🤖 AI Summary
This work addresses the challenge of balancing data collection and energy consumption in UAV-assisted IoT networks under dynamic urban environments, where existing approaches suffer from poor generalization and heavy reliance on large training datasets. To this end, the authors propose a novel multi-objective reinforcement learning architecture integrated with an attention mechanism for UAV trajectory planning. This framework adaptively trades off data gathering and energy usage under unknown wireless channel conditions. Notably, it is the first to incorporate attention mechanisms into multi-objective reinforcement learning, enabling a single model to generalize across diverse user preferences and dynamic scenarios without fine-tuning. Experimental results demonstrate that the proposed method outperforms existing reinforcement learning approaches in terms of performance, model compactness, sample efficiency, and generalization to unseen environments.
📝 Abstract
Due to their adaptability and mobility, Unmanned Aerial Vehicles (UAVs) are becoming increasingly essential for wireless network services, particularly for data harvesting tasks. In this context, Artificial Intelligence (AI)-based approaches have gained significant attention for addressing UAV path planning tasks in large and complex environments, bridging the gap with real-world deployments.

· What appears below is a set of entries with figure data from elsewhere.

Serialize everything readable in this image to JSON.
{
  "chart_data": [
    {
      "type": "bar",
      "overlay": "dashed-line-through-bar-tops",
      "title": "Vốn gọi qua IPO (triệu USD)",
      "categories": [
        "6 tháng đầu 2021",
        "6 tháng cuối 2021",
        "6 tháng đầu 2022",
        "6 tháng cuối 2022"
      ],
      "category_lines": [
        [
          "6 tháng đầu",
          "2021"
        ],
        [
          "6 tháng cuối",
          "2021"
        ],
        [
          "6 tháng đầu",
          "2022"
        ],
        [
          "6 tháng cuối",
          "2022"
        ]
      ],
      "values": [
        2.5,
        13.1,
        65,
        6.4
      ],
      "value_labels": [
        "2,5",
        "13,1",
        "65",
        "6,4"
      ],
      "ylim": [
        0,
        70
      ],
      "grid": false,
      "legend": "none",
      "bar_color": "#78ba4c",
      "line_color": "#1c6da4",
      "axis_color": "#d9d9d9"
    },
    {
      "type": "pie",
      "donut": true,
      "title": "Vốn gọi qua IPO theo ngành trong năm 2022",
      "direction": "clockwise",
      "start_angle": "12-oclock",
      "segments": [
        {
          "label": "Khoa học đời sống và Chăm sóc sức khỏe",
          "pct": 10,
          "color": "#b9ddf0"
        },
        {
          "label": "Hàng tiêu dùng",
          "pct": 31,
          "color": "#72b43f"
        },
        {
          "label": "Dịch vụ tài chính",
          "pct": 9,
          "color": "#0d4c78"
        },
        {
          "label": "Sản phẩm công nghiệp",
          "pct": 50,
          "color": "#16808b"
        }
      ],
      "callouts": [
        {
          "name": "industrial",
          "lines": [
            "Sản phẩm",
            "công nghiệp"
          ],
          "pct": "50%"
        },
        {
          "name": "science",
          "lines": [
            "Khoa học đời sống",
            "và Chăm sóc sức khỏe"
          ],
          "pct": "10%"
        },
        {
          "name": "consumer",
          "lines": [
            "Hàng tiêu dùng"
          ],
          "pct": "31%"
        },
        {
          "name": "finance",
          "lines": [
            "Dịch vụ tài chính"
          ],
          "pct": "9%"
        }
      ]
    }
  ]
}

However, many existing algorithms suffer from limited training data, which hampers their performance in highly dynamic environments. Moreover, they often overlook the inherently multi-objective nature of the task, treating it in an overly simplistic manner. To address these limitations, we propose an attention-based Multi-Objective Reinforcement Learning (MORL) architecture that explicitly handles the trade-off between data collection and energy consumption in urban environments, even without prior knowledge of wireless channel conditions. Our method develops a single model capable of adapting to varying trade-off preferences and dynamic scenario parameters without the need for fine-tuning or retraining. Extensive simulations show that our approach achieves substantial improvements in performance, model compactness, sample efficiency, and most importantly, generalization to previously unseen scenarios, outperforming existing RL solutions.